Ce triste phénomène a notamment des incidences sur les perspectives d’emploi. La majorité écrasante des hommes afro-montréalais sont cheminots (ou employés des chemins de fer) tandis que beaucoup de femmes travaillent comme domestiques.
La stratégie de la communauté noire, c’est de s’organiser. S’implantent alors des associations caritatives, des sociétés d’assistance mutuelle et des regroupements professionnels, sans oublier des églises comme la célèbre Union United Church of Montreal.
Voici ce qu’en dit l’historienne Dorothy Williams : « Les organisations avaient pour but de rassembler tous les Noirs et de favoriser une culture d’entraide. Bien que chaque organisation l’ait formulé et abordé différemment, leurs objectifs étaient les mêmes : restaurer la dignité humaine des Noirs, soulager l’isolement et aider à répondre aux besoins physiques et émotionnels. »
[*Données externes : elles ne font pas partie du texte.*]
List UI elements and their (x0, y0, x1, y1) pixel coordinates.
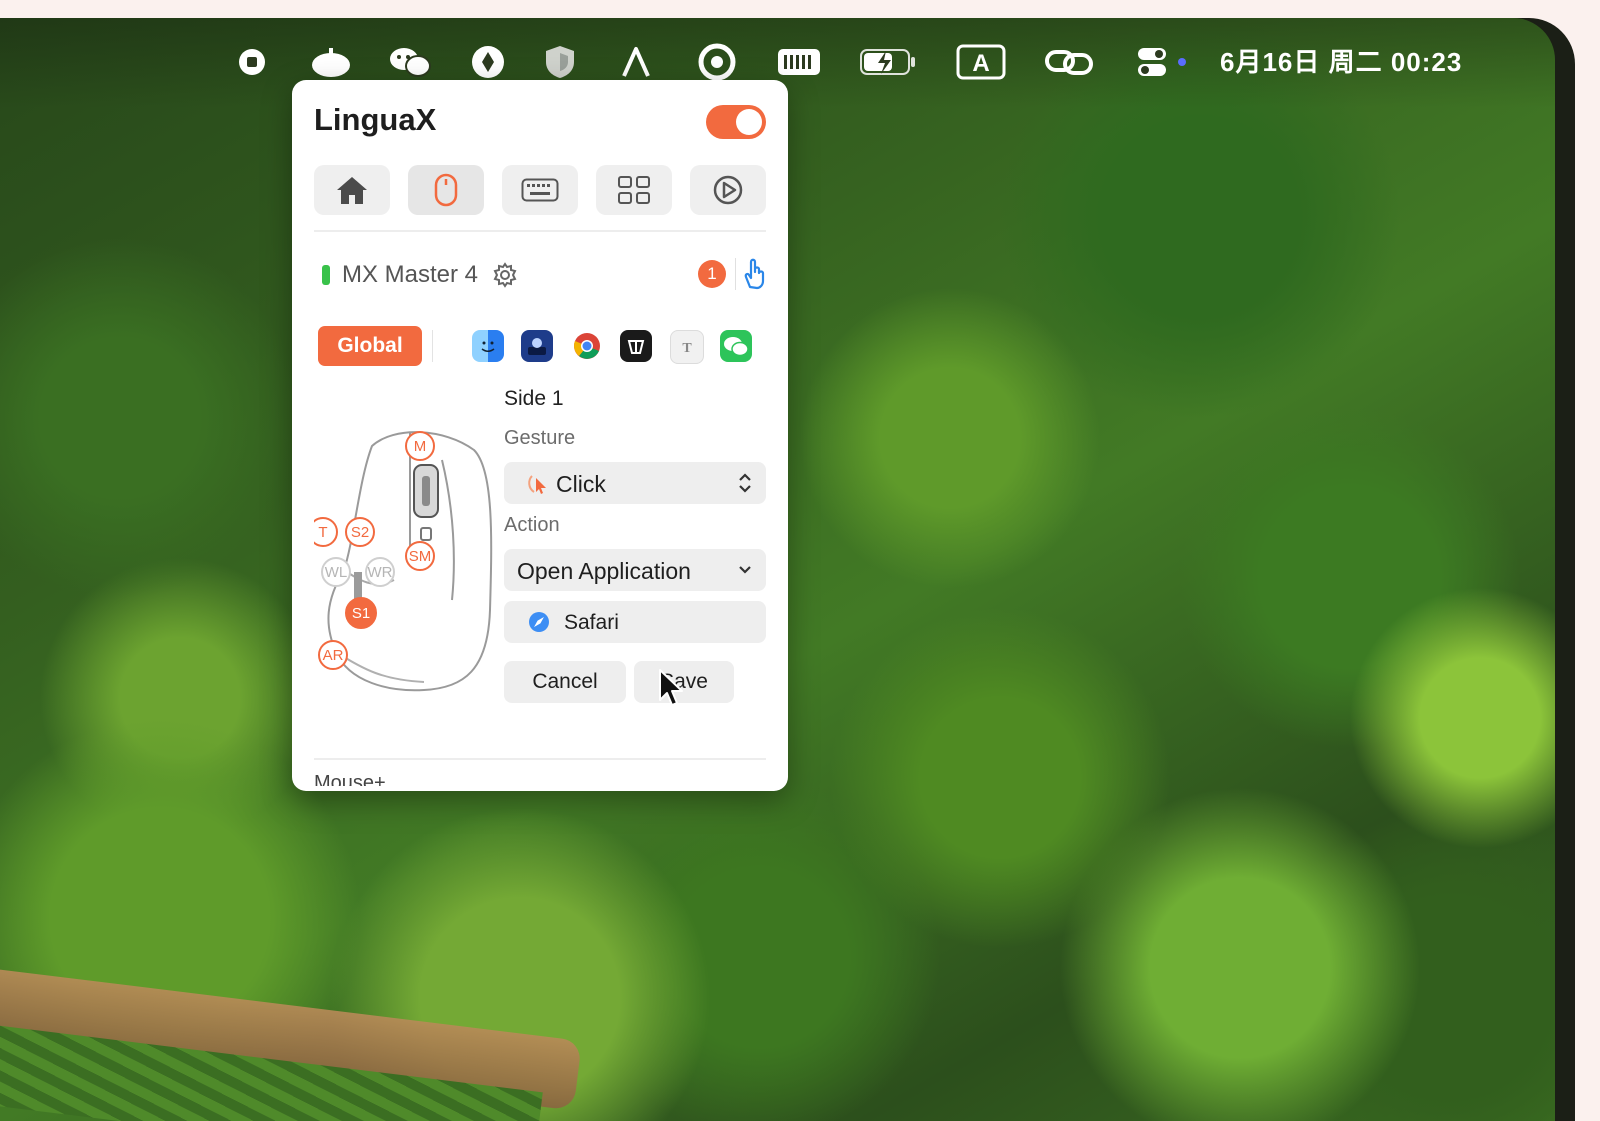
home-icon (337, 177, 367, 204)
mouse-cursor-icon (659, 669, 683, 706)
svg-text:WR: WR (368, 564, 393, 581)
svg-text:AR: AR (323, 647, 344, 664)
app-black-icon[interactable] (620, 330, 652, 362)
keyboard-icon (521, 178, 559, 202)
tab-keyboard[interactable] (502, 165, 578, 215)
play-circle-icon (713, 175, 743, 205)
button-wr[interactable]: WR (365, 557, 395, 587)
gesture-select[interactable]: Click (504, 462, 766, 504)
updown-chevron-icon (739, 473, 751, 493)
safari-icon (529, 612, 549, 632)
svg-text:WL: WL (325, 564, 348, 581)
divider (314, 230, 766, 232)
action-label: Action (504, 514, 560, 536)
tab-media[interactable] (690, 165, 766, 215)
tab-mouse[interactable] (408, 165, 484, 215)
action-value: Open Application (517, 558, 691, 584)
grid-icon (618, 176, 650, 204)
application-picker[interactable]: Safari (504, 601, 766, 643)
button-wl[interactable]: WL (321, 557, 351, 587)
pointer-click-icon (528, 475, 546, 494)
circle-target-icon[interactable] (698, 43, 736, 81)
device-row: MX Master 4 1 (320, 258, 765, 292)
divider (314, 758, 766, 760)
svg-text:M: M (414, 438, 427, 455)
notification-badge[interactable]: 1 (698, 260, 726, 288)
control-center-icon[interactable] (1136, 44, 1188, 80)
device-battery-indicator (322, 265, 330, 285)
app-title: LinguaX (314, 102, 437, 137)
svg-text:A: A (972, 50, 989, 77)
app-dark-blue-icon[interactable] (521, 330, 553, 362)
linguax-popover: LinguaX MX Master 4 1 Global T M T S2 WL… (292, 80, 788, 791)
battery-charging-icon[interactable] (860, 44, 916, 80)
mouse-icon (434, 173, 458, 207)
svg-text:SM: SM (409, 548, 432, 565)
separator (735, 258, 736, 290)
global-profile-button[interactable]: Global (318, 326, 422, 366)
action-select[interactable]: Open Application (504, 549, 766, 591)
button-t[interactable]: T (314, 517, 338, 547)
typora-icon[interactable]: T (670, 330, 704, 364)
button-ar[interactable]: AR (318, 640, 348, 670)
svg-text:T: T (682, 341, 692, 356)
device-settings-gear-icon[interactable] (492, 262, 518, 288)
menu-bar-clock[interactable]: 6月16日 周二 00:23 (1220, 44, 1462, 80)
cancel-button[interactable]: Cancel (504, 661, 626, 703)
button-m[interactable]: M (405, 431, 435, 461)
chevron-down-icon (739, 566, 751, 574)
tab-apps[interactable] (596, 165, 672, 215)
gesture-label: Gesture (504, 427, 576, 449)
gesture-value: Click (556, 471, 606, 497)
svg-text:S2: S2 (351, 524, 369, 541)
selected-button-title: Side 1 (504, 387, 564, 410)
keyboard-icon[interactable] (777, 44, 821, 80)
section-header-mouse-plus: Mouse+ (314, 772, 386, 786)
link-icon[interactable] (1044, 44, 1094, 80)
wechat-icon[interactable] (388, 44, 432, 80)
eyedropper-icon[interactable] (470, 44, 506, 80)
device-name: MX Master 4 (342, 261, 479, 288)
mouse-diagram: M T S2 WL WR SM S1 AR (314, 431, 493, 692)
input-source-icon[interactable]: A (956, 44, 1006, 80)
shield-icon[interactable] (543, 44, 577, 80)
separator (432, 330, 433, 362)
finder-icon[interactable] (472, 330, 504, 362)
wechat-icon[interactable] (720, 330, 752, 362)
button-sm[interactable]: SM (405, 541, 435, 571)
application-value: Safari (564, 611, 619, 634)
tab-bar (314, 165, 766, 215)
enable-toggle[interactable] (706, 105, 766, 139)
record-icon[interactable] (236, 44, 268, 80)
tab-home[interactable] (314, 165, 390, 215)
button-s2[interactable]: S2 (345, 517, 375, 547)
linguax-logo-icon[interactable] (620, 44, 652, 80)
chrome-icon[interactable] (571, 330, 603, 362)
fruit-icon[interactable] (310, 44, 352, 80)
hand-pointer-icon[interactable] (740, 257, 768, 291)
button-s1-selected[interactable]: S1 (345, 597, 377, 629)
save-button[interactable]: Save (634, 661, 734, 703)
svg-text:S1: S1 (352, 605, 370, 622)
svg-text:T: T (318, 524, 327, 541)
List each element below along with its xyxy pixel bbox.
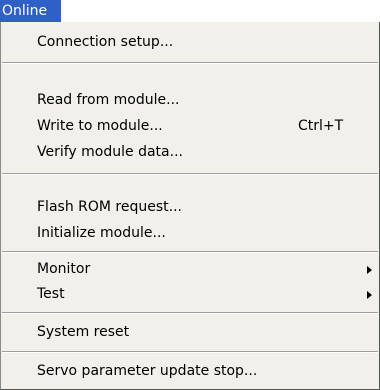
menu-item-label: Flash ROM request... bbox=[37, 199, 182, 215]
menu-separator bbox=[2, 351, 378, 353]
menu-item-connection-setup[interactable]: Connection setup... bbox=[1, 30, 379, 55]
menu-item-label: Initialize module... bbox=[37, 225, 166, 241]
menu-item-label: Write to module... bbox=[37, 118, 163, 134]
menu-item-system-reset[interactable]: System reset bbox=[1, 320, 379, 345]
menu-item-flash-rom-request[interactable]: Flash ROM request... bbox=[1, 195, 379, 220]
menu-item-label: Read from module... bbox=[37, 92, 180, 108]
menu-item-write-to-module[interactable]: Write to module... Ctrl+T bbox=[1, 114, 379, 139]
online-dropdown-menu: Connection setup... Read from module... … bbox=[0, 22, 380, 390]
menu-item-test[interactable]: Test bbox=[1, 282, 379, 307]
menu-item-verify-module-data[interactable]: Verify module data... bbox=[1, 140, 379, 165]
submenu-arrow-icon bbox=[367, 266, 372, 274]
menu-item-servo-parameter-update-stop[interactable]: Servo parameter update stop... bbox=[1, 359, 379, 384]
menu-item-label: Servo parameter update stop... bbox=[37, 363, 258, 379]
menu-title-online[interactable]: Online bbox=[0, 0, 61, 22]
menu-item-label: Monitor bbox=[37, 261, 91, 277]
menu-item-monitor[interactable]: Monitor bbox=[1, 257, 379, 282]
shortcut-ctrl-t: Ctrl+T bbox=[298, 118, 344, 134]
menu-item-label: Test bbox=[37, 286, 65, 302]
menu-item-label: Connection setup... bbox=[37, 34, 174, 50]
submenu-arrow-icon bbox=[367, 291, 372, 299]
menu-separator bbox=[2, 312, 378, 314]
menu-item-label: Verify module data... bbox=[37, 144, 183, 160]
menu-item-label: System reset bbox=[37, 324, 130, 340]
menu-separator bbox=[2, 62, 378, 64]
menu-separator bbox=[2, 173, 378, 175]
menu-separator bbox=[2, 251, 378, 253]
menu-item-initialize-module[interactable]: Initialize module... bbox=[1, 221, 379, 246]
menu-item-read-from-module[interactable]: Read from module... bbox=[1, 88, 379, 113]
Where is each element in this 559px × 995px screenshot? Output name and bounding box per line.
Rappelons-nous que le Créole louisianais qu’est Dominique Gaspard, francophone et catholique, n’a pas les mêmes antécédents culturels que la plupart des Noirs du Québec. C’est sur ce plan-là que son mariage avec une certaine Ethel May Lyons, qu’il épouse en juin 1921, va exercer un effet déterminant.
« Née à Montréal et membre de l’église unie Union, Mlle Lyons est une figure connue et estimée dans la communauté, explique Williams. Ce mariage marque une étape cruciale de l’intégration sociale du Dr Gaspard, puisqu’il lui ouvre l’univers où évolue sa nouvelle épouse. »
Le couple finira par déménager dans le quartier noir de Saint-Antoine alors que le cabinet du docteur Gaspard se trouve plus près de Westmount, là où fleurit la scène jazz, qui lui rappelle sans doute, et malgré la froideur des hivers, l’ambiance de La Nouvelle-Orléans de sa jeunesse. En tant que médecin, il jouit de la confiance de ses confrères afro-montréalais et de l’estime de ses concitoyens blancs.
Parmi ses engagements, Gaspard adhère à une organisation aujourd’hui légendaire, à savoir l’Universal Negro Improvement Association and African Communities League (UNIA), fondé par Marcus Garvey en 1914. Ce Jamaïcain installé à New York prêche la fierté noire, l’unité de la diaspora africaine et la séparation plutôt que l’intégration avec la majorité blanche. L’UNIA aura des sections à peu près partout en Amérique du Nord et ses initiatives touchent des millions d’individus, jusqu’à sa dissolution à la fin des années 1920.
L’implication de Gaspard concerne plusieurs domaines comme les ressources pour les vétérans et l’association des anciens du Séminaire de Saint-Hyacinthe, auquel il reste très attaché. Lorsqu’il quitte ce monde, le 6 février 1938, au terme d’une courte maladie, le docteur Dominique Gaspard est en train d’appuyer la création d’une association amicale pour les hommes noirs de Montréal.
Notre sujet est-il une figure singulière de l’histoire afro-canadienne ? Je dirais que oui. Toujours est-il que sa vie peut nous servir de prisme à travers lequel mieux voir et apprécier le riche patrimoine africain de ce pays et, du fait de ses origines en Louisiane, de l’Amérique du Nord tout entière.